# be careful with your replies to this..............



## 220swift (Mar 2, 2011)

Some Russian beavers just don't like their pictures taken............










A 60-year-old man bled to death following a beaver attack in Belarus. The man was on a fishing trip with friends when they saw the beaver early in the morning.

"One of them went up to be photographed with it, and the animal attacked him and bit him twice, cutting an artery in his thigh, before running away," Sergei Shtyk, the deputy head of the Brest region's wildlife inspectorate, told The Daily Telegraph.

The man's friends bandaged him and tried to get him assistance in a nearby village, but he died from blood loss before he could be helped.

Beaver attacks are very rare, but attacks can be serious since the animals have very big teeth and powerful jaws. Beaver attacks that result in deaths are extremely uncommon, however. Unusually aggressive beavers are often rabid. Experts advise not approaching any beavers in the wild.​​
careful.............


----------



## Bigdrowdy1 (Jan 29, 2010)

Thats what happens when you stray from Made in the USA!! Our beavers are aggressive as well but the teeth are 10% shorter than their foreign counter parts. Generally bites ocurr when least expected but rarely are fatal. It is proven that american beavers are also sporting less fur though any beaver. A prime beaver is sought after by any aggressive beaver trappers. It is said that American beaver is sought out through out the world for for its diversity of colors and variety of fineness of subullness when brushed across the skin gently. In America early morning beavers tend to be less aggressive than their counter parts in the later hours of the day. I have heard of the term rabib but I preferr to a different term. Beavers in the wild might tend to be a little more dangerous but heck you only live once!!! Besides i think it might read a little different!!

Man dies from deep wound when beaver snapped jaws close cutting through a major vein!!

Sorry had to do this. Been breathing to many different types of wood dust!!


----------



## jswift (Dec 24, 2012)

Man dies from deep wound when beaver snapped jaws close cutting through a major vein!!

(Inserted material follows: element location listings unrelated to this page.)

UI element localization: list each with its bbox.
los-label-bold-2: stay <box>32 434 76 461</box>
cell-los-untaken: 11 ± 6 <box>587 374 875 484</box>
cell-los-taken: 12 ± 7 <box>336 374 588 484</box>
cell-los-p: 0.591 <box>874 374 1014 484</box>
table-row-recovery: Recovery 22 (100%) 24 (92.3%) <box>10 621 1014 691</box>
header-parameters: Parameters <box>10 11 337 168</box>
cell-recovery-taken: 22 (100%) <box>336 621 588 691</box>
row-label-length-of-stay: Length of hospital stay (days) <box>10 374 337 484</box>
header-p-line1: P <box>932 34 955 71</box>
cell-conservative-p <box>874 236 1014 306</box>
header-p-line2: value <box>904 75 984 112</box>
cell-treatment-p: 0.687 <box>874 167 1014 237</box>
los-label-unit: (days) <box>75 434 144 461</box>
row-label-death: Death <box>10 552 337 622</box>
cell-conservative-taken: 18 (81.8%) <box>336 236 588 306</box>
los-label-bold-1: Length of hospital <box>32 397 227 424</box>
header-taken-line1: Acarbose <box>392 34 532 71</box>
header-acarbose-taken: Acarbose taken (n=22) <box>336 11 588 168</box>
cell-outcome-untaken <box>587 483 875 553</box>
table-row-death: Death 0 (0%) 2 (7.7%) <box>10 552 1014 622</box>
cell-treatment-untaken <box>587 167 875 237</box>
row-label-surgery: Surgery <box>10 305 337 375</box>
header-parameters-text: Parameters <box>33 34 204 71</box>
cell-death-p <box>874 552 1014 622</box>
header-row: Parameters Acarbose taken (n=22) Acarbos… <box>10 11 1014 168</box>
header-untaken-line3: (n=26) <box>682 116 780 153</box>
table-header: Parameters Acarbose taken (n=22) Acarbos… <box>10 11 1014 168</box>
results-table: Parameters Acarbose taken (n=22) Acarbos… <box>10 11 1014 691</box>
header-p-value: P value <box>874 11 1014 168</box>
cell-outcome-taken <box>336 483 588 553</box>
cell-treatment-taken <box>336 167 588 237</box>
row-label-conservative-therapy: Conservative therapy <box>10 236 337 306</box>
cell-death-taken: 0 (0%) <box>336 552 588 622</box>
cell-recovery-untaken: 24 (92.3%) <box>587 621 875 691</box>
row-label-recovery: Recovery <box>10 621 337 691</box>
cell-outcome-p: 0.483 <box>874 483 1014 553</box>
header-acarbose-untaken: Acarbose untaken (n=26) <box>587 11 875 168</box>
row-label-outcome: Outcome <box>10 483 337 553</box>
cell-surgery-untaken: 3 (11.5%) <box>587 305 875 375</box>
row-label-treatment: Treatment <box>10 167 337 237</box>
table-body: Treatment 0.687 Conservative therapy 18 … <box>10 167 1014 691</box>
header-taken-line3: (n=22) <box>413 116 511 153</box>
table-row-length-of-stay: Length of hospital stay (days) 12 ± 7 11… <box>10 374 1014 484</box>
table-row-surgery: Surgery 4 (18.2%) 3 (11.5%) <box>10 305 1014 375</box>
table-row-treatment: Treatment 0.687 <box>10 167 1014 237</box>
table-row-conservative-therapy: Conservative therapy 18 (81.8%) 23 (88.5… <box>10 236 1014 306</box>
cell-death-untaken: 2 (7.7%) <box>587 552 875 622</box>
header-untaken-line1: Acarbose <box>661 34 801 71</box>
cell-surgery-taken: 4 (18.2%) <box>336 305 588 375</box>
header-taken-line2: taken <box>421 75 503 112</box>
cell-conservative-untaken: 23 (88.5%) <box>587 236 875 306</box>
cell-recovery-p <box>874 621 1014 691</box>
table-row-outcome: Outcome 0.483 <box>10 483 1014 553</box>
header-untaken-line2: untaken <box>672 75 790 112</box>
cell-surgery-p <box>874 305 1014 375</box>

That is one major Ouch :emm: :emm:


----------



## dwtrees (Mar 5, 2012)

Not touching that one.


----------



## 220swift (Mar 2, 2011)

ya sleeping, I doubt that......LOL I knew someone wouldn't be able to resist.


----------



## Scotty D. (Feb 23, 2012)

Makes me scared of angry beavers....


----------



## youngdon (Mar 10, 2010)

LOL


----------



## fr3db3ar (Aug 6, 2011)

You SHOULD be afraid of angry beavers. They've been known to carry a frying pan.


----------



## sneakygroundbuzzard (Nov 1, 2012)

i was waiting for someone to go "there" lol

you guys make me laugh, i love it

maybe the govt should try banning angry beavers

ya know,just to protect the children


----------



## 220swift (Mar 2, 2011)

this just gets better every day.....LOL


----------



## youngdon (Mar 10, 2010)

I've had a few run ins through the years with angry beavers, and if you play your cards right they can actually be rather fun. Be safe though and check for frying pans first.


----------



## dwtrees (Mar 5, 2012)

And make sure you stay on top of them.

couldn't resist.


----------



## Traprdan (Jul 8, 2013)

ROTFLMAO so much too say


----------



## Catfish501 (Dec 1, 2012)

Save a tree! Eat a Beaver!


----------



## JTKillough (May 4, 2010)

I guess I'll go ahead a bite this one. That Rusky wouldn't be the first guy killed by them beavers. Wonder what his name was......Yuri Bobbitov.......sorry, couldn't resist.


----------



## youngdon (Mar 10, 2010)

LOL...... Bobbitov !!!


----------



## fulch (Apr 2, 2013)

Beavers that are cornered and threatened are extremely dangerous; make sure you bring a big stick or some other kind of protection. We're still talking about the 4 legged flat tailed kinds, right?


----------



## JTKillough (May 4, 2010)

He wouldn't be the first guy bitten by the beaver! :smiley-dracula: Just say'n............


----------



## NattyB (Jan 5, 2012)

We had a Beaver attack in SE, Pa this year. First I ever heard of it, then I saw this post. Helped a buddy in IA when he caught a 60LBer. ...That was one big critter, but they usually seem pretty docile in a leg-hold or snare...if they didn't drown. I was always more cautious approaching a trapped red or raccoon.


----------